The 27% sales increase over 2019 dwarfs the average annual increase (10.5%) over the past nine years. The 8.39 million cases shipped totaled $3.7 billion in total value. Interestingly, the "Rest of US" states outside of the west coast, including the east and midwest, performed the best, with a 34.7% increase in volume and 30.6% in value.

The Covid stimulation of DtC arose out of necessity. When the economy was shut down in March and tasting rooms closed, winery owners suddenly had more time on their hands, focused on their customer data bases, enhanced their online presence, and boosted their wine club deals. On the consumer side, "wine country" visits were suddenly forbidden, restaurants closed, stay-at-home orders meant dining in, and since "a meal without wine is like a day without sunshine", many people who had not previously bought wine online turned to the internet.

Bottom line? A new, robust producer-to-consumer connection was created that has remained strong, and probably will in the future. Even when tasting rooms eventually reopen, DtC will remain a marketing priority, not an afterthought.

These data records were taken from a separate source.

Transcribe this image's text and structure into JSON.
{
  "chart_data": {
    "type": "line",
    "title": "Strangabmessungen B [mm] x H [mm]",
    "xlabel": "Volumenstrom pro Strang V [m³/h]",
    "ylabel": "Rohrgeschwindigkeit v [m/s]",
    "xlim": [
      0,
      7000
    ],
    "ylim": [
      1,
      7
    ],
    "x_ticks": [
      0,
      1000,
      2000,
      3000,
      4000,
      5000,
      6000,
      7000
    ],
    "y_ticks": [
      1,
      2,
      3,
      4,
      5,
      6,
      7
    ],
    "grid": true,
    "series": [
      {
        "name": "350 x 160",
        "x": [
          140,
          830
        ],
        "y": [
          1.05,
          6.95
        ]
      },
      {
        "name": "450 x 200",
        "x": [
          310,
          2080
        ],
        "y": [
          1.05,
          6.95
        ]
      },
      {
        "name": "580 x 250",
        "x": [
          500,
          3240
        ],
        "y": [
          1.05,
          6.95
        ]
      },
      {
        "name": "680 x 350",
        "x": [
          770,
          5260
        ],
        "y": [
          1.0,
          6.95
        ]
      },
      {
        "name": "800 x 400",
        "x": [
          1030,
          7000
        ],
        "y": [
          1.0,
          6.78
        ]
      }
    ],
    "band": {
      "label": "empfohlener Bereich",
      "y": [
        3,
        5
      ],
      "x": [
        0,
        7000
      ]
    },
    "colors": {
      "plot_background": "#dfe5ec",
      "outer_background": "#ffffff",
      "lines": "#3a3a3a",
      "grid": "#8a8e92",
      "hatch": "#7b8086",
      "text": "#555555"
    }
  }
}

Despite these impressive results, DtC growth did not fully compensate for the losses in the tasting rooms or restaurants, even with new marketing options like curbside pickup and home delivery are added in. But these sales plugged much of the gap, and likely saved many wineries from going under. Crises cause creativity.

Timely tax tips

Thanks to a connection made by our friends at the Napa Valley Vintners Association, this week we hosted a superb webinar detailing the many complexities affecting taxes related to Covid-related initiatives like the Paycheck Protection Program.

KCoe-Isom is a national accounting and tax firm specializing in agricultural enterprises, and their team of experts spent the hour highlighting and explaining many things that most of us would never know. I took copious notes, but I won't even try to summarize them, other than to say that a lot of wineries could probably save money by educating themselves (and their accountants) in this arcane area.

Fortunately, they have kindly shared both the deck and a video recording with WineAmerica, so our members can get access to those by contacting Tara Good (tgood@wineamerica.org).

Drink Wine, Be Happy. Cheers!

Jim Trezise is president of WineAmerica.